You must have good qualities to go into social work. It's not exactly lucrative and whatever you do, you're fucked. I agree there will be crap ones but there are also good ones and I think we should remember that our experiences are only our experiences, so we don't scare people by making sweeping statements that are quite possibly only true for us or in some cases.

Of course, we can always generalise about councils who are generally, with few exceptions, penny-pinching, lying gits.

StarlightWonderStarlightBright · 29/12/2010 21:38

Yes I know giveme. Sometimes it is just hard to get past the bitterness.

The funny thing is though that I used to work closely with social workers in children's services. I was in awe of them and thought they were talented and ace.

But when I think of my social worker, the one that was supposed to help us, her boss and her team I somehow just don't equate them to the ones I worked with. It's like a different planet or something.

I can't work out whether they are the same, fab to work with, dire to receive a service from, or whether they are two distinct 'types'. I think that is what I was getting at wrt to the difference between delivery and recieved iyswim.

Also whilst you shouldn't generalise, our brains are designed to. For example, if I were to ask you what do chairs looked like, you'd probably say 4 legs, wooden.
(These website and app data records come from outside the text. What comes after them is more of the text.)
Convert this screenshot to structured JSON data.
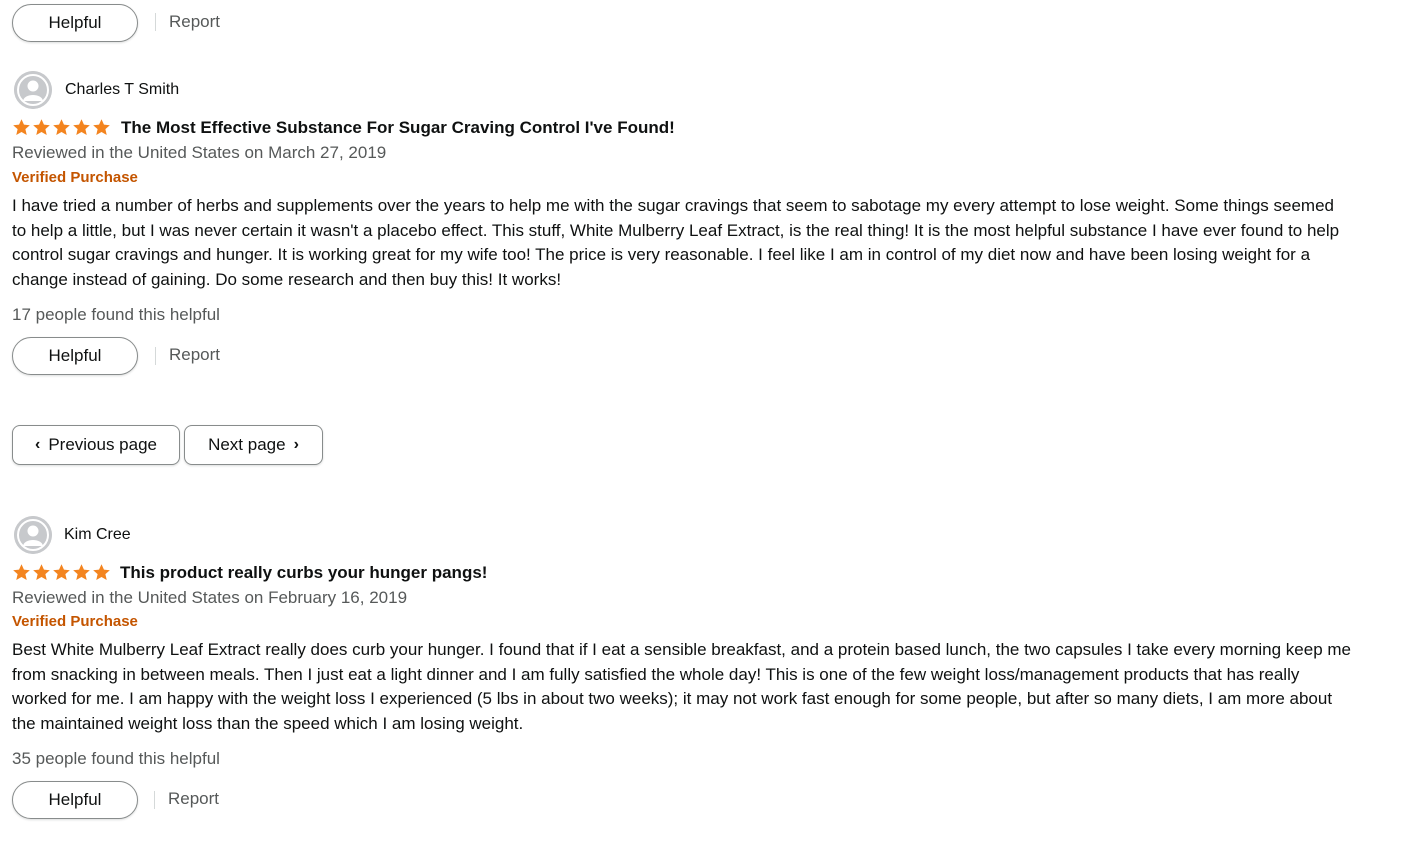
{
  "top_partial": {
    "helpful_label": "Helpful",
    "report_label": "Report"
  },
  "reviews": [
    {
      "reviewer": "Charles T Smith",
      "rating": 5,
      "title": "The Most Effective Substance For Sugar Craving Control I've Found!",
      "date": "Reviewed in the United States on March 27, 2019",
      "verified": "Verified Purchase",
      "body": "I have tried a number of herbs and supplements over the years to help me with the sugar cravings that seem to sabotage my every attempt to lose weight. Some things seemed to help a little, but I was never certain it wasn't a placebo effect. This stuff, White Mulberry Leaf Extract, is the real thing! It is the most helpful substance I have ever found to help control sugar cravings and hunger. It is working great for my wife too! The price is very reasonable. I feel like I am in control of my diet now and have been losing weight for a change instead of gaining. Do some research and then buy this! It works!",
      "helpful_count": "17 people found this helpful",
      "helpful_label": "Helpful",
      "report_label": "Report"
    },
    {
      "reviewer": "Kim Cree",
      "rating": 5,
      "title": "This product really curbs your hunger pangs!",
      "date": "Reviewed in the United States on February 16, 2019",
      "verified": "Verified Purchase",
      "body": "Best White Mulberry Leaf Extract really does curb your hunger. I found that if I eat a sensible breakfast, and a protein based lunch, the two capsules I take every morning keep me from snacking in between meals. Then I just eat a light dinner and I am fully satisfied the whole day! This is one of the few weight loss/management products that has really worked for me. I am happy with the weight loss I experienced (5 lbs in about two weeks); it may not work fast enough for some people, but after so many diets, I am more about the maintained weight loss than the speed which I am losing weight.",
      "helpful_count": "35 people found this helpful",
      "helpful_label": "Helpful",
      "report_label": "Report"
    }
  ],
  "pagination": {
    "previous_label": "Previous page",
    "next_label": "Next page"
  },
  "colors": {
    "star": "#f3841f",
    "verified": "#c45500",
    "muted_text": "#565959",
    "border": "#888c8c"
  },
  "icons": {
    "avatar": "user-avatar-icon",
    "star": "star-icon",
    "previous": "chevron-left-icon",
    "next": "chevron-right-icon"
  }
}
That doesn't mean there aren't millions out there that aren't, maybe even more than are.

Oh I dunno what I'm getting at. Probably trying very badly to apologise.

So, sorry!

1980Sport · 29/12/2010 21:43

Hi givemesleep - it was that vile thread that made me ask the question as I was sure there would be people out there who had positive experiences but I must admit it did make me think twice about inviting social services into our lives!

Agnes - I'd never even thought about respite but with ds2 it might be something we might need in the future as g'parents are already beginning to struggle with ds1 in terms of lifting etc!
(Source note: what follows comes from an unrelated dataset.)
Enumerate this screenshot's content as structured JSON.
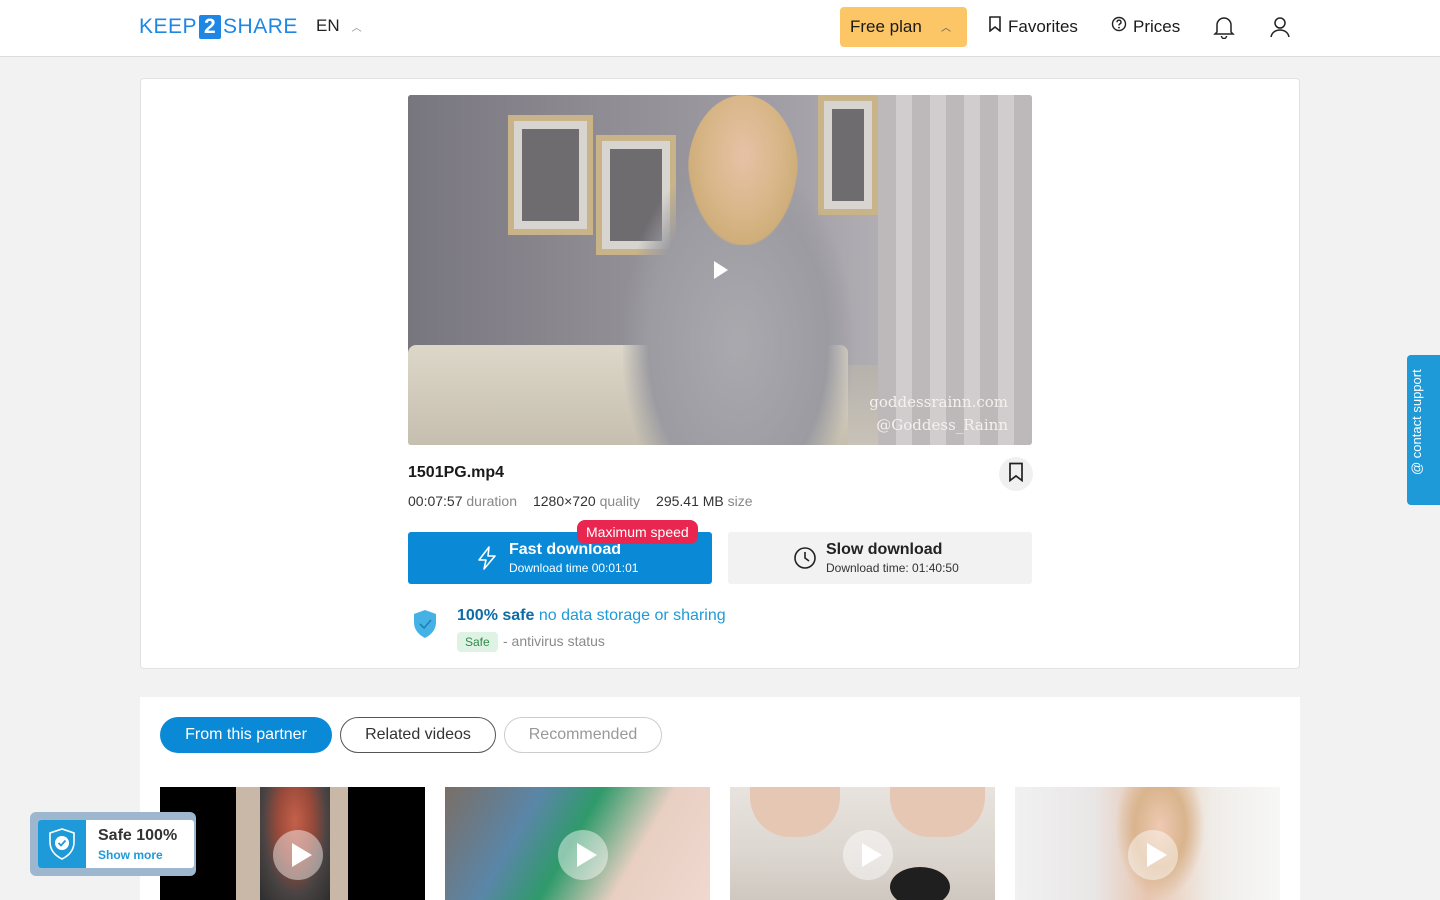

As I said before I'd just like to know what support might be available IF we do need it rather than get to the stage that we really do need it and only start the process then if that makes sense!

Thank you to the other posters for sharing your experiences!

Sign - remember is asked your advice on signing? Must share a funny story with you sometime, maybe pm you if that's ok??

OP posts:
elliejjtiny · 29/12/2010 22:04

My experience of SW's has been similar to starlight's. DS2's sw was extremely patronising and obviously didn't live in the real world as she expected me to leave my mildy autistic toddler and my hypermobile, high maintenance baby with DH's elderly grandparents on a regular basis. She also said that DH should take time of work to transport us to the dc's appointments (which at the time were about 3-4 a week).

I found the volunteer befriender from barnardos far more helpful with helping me find out about what support we were entitled to etc.

If you do decide you want a social worker, do you know any other mums locally who are getting support from social services? They might be able to tell you what support is available and which sw are good and which ones to avoid.